A Pakistani money dealer counts US dollar notes at a money market. Photo: AFP / Aamir Qureshi

Families from Dhaka to New Delhi have had a tough 18 months. But while Asian economies have faltered during the Covid-19 pandemic, remittances have been stable. 

Throughout 2020, the total volume of remittances sent home by migrant workers fell by just 1.6% compared with the previous year. This result was in contrast to a World Bank forecast in April 2020 that global remittances would decline by 20% last year.

The resilience of remittance volumes is perhaps not so surprising. Migrant workers are some of the most entrepreneurial, hard-working, and resourceful people in the world. Whenever the global economy wavered, migrant workers never faltered.

Without them, millions of people would have been without a critical lifeline during the global pandemic. 

The impact of remittances on the lives of their recipients cannot be overstated. About one person in 10 on Earth is supported by funds sent home by loved ones abroad. Around half of the remitted funds go to rural areas, where 75% of the world’s poor and food-insecure population live. Most of the money is spent on essential goods and services, and indeed more than half of all Azimo transfers are for day-to-day family support.

But the average cost globally of a single remittance payment is still around 7%. That’s far too high. Reducing costs to 3% globally could put an additional US$20 billion per year into the pockets of remittance recipients. Why then are banks and money-transfer businesses still overcharging people to send money to their families? 

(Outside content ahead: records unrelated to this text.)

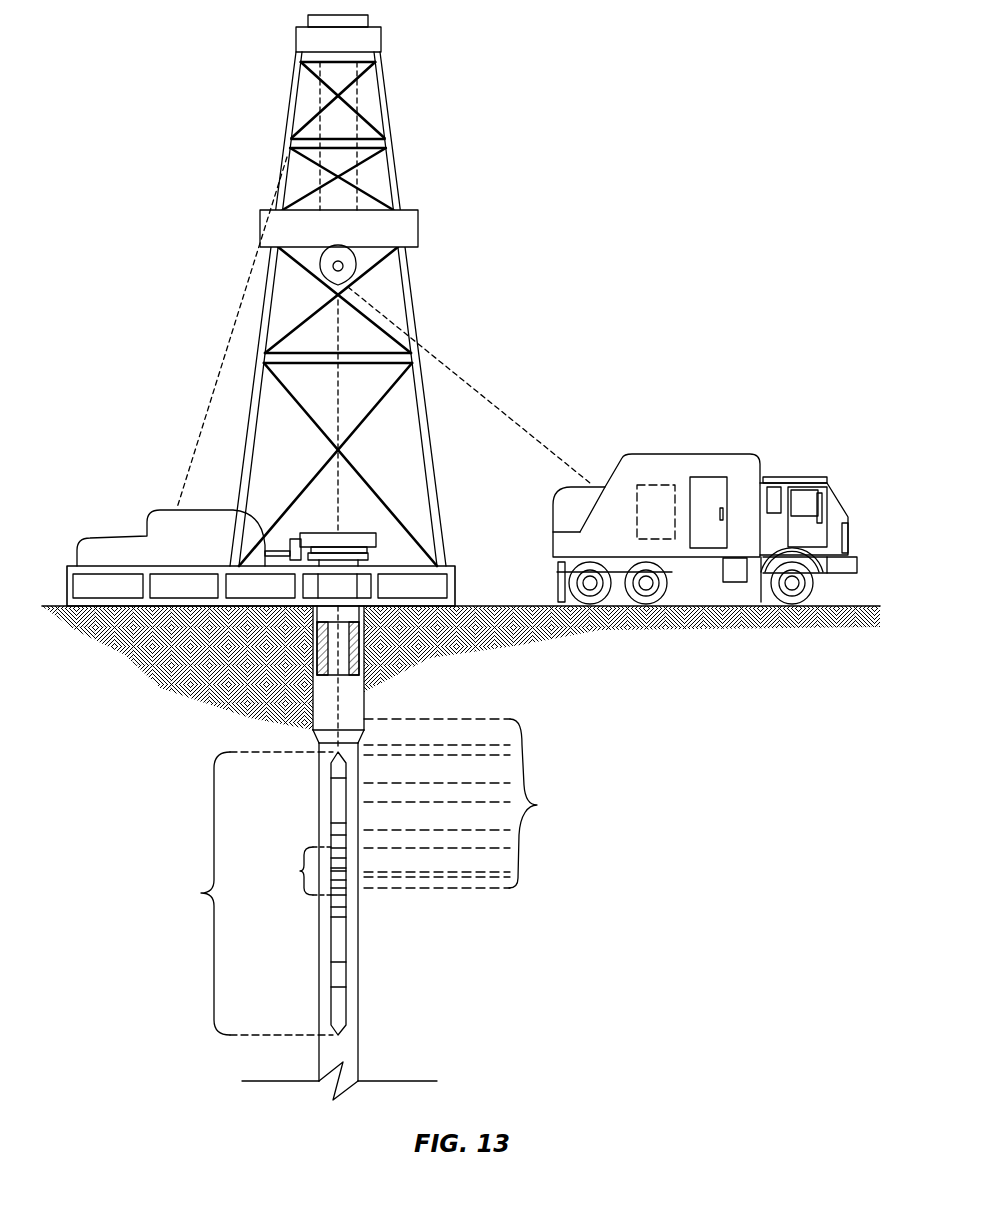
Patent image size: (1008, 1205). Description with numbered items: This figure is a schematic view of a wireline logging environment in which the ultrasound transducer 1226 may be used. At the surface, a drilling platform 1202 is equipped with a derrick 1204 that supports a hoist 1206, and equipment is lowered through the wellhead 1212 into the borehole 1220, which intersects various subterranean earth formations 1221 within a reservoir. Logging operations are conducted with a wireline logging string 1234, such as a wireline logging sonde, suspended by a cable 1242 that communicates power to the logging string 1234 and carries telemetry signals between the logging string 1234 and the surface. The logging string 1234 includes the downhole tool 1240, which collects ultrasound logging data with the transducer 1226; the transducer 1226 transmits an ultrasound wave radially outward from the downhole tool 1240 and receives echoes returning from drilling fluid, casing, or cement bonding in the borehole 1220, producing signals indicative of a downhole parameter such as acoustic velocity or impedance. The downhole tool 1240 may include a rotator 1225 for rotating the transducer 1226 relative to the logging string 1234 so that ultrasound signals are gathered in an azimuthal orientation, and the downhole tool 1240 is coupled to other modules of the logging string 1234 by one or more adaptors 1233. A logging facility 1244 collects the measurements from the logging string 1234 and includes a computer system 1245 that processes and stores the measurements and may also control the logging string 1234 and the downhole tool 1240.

The drilling platform 1202 is at (457, 590).
The derrick 1204 is at (428, 306).
The hoist 1206 is at (318, 257).
The wellhead 1212 is at (376, 540).
The borehole 1220 is at (320, 767).
The subterranean earth formations 1221 is at (475, 803).
The rotator 1225 is at (338, 871).
The transducer 1226 is at (338, 888).
The adaptors 1233 is at (337, 835).
The wireline logging string 1234 is at (291, 893).
The downhole tool 1240 is at (287, 871).
The cable 1242 is at (478, 397).
The logging facility 1244 is at (702, 454).
The computer system 1245 is at (655, 484).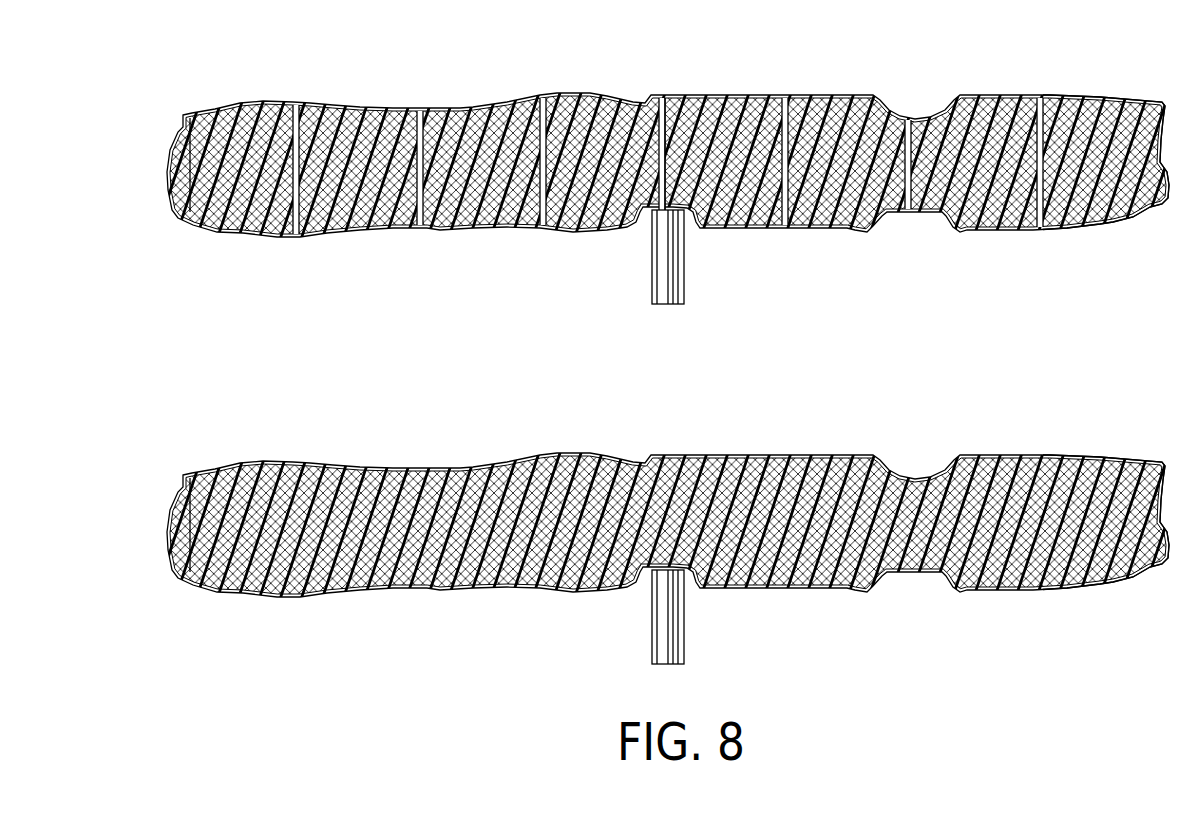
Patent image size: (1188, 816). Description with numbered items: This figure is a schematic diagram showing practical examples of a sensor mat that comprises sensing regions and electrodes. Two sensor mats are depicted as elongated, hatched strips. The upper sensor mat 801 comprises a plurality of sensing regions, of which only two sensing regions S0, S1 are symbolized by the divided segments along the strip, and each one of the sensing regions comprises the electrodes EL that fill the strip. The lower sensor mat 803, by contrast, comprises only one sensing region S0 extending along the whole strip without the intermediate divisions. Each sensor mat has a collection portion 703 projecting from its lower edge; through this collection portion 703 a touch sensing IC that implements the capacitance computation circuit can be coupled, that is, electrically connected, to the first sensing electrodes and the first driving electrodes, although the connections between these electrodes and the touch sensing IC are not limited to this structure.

The electrodes EL is at (355, 108).
The sensing region S0 is at (583, 96).
The sensing region S1 is at (733, 96).
The sensor mat 801 is at (1045, 96).
The sensor mat 803 is at (1045, 457).
The collection portion 703 is at (684, 272).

Now more than ever, people need faster, cheaper ways to send money abroad. Fortunately, a new crop of mostly digital remittance providers are responding. It’s why today (June 16) we’re celebrating the United Nations’ International Day of Family Remittances 2021 and highlighting the role remittances play in people’s lives. 

Across Asia, Covid-19 has exposed severe gaps in social protection and exacerbated existing inequalities. Unemployment has surged, particularly in low-wage industries, among women and among youth. Remittances have helped support the most vulnerable.

In South Asia, remittances represent a greater share of gross domestic product than anywhere else in the world. Take Nepal, where they’re a whopping one-third of GDP. In Sri Lanka, they’re 8% of GDP, and in Pakistan 7%. 

Remittance records were broken in Pakistan last year as transfers from the country’s diaspora grew by 9% compared with 2019. Prime Minister Imran Khan even tweeted to thank overseas Pakistanis for their contributions to the country.

But South Asia is not alone. Further east, the repatriation of more than 400,000 workers raised concerns of a remittance crash in the Philippines. The Asian Development Bank projected a fall of up to 20%. But they fell just 1%, before jumping by 5% in February 2021, again outperforming expectations.

As we reflect on the important role remittances play in people’s lives, the International Day of Family Remittances is a chance to celebrate the 200 million people who send money home. The significance of remittances for the families that rely on them, and for vital health care and education systems, has been felt this past year more than ever. 

Richard Ambrose

Richard Ambrose is CEO of digital payment firm Azimo.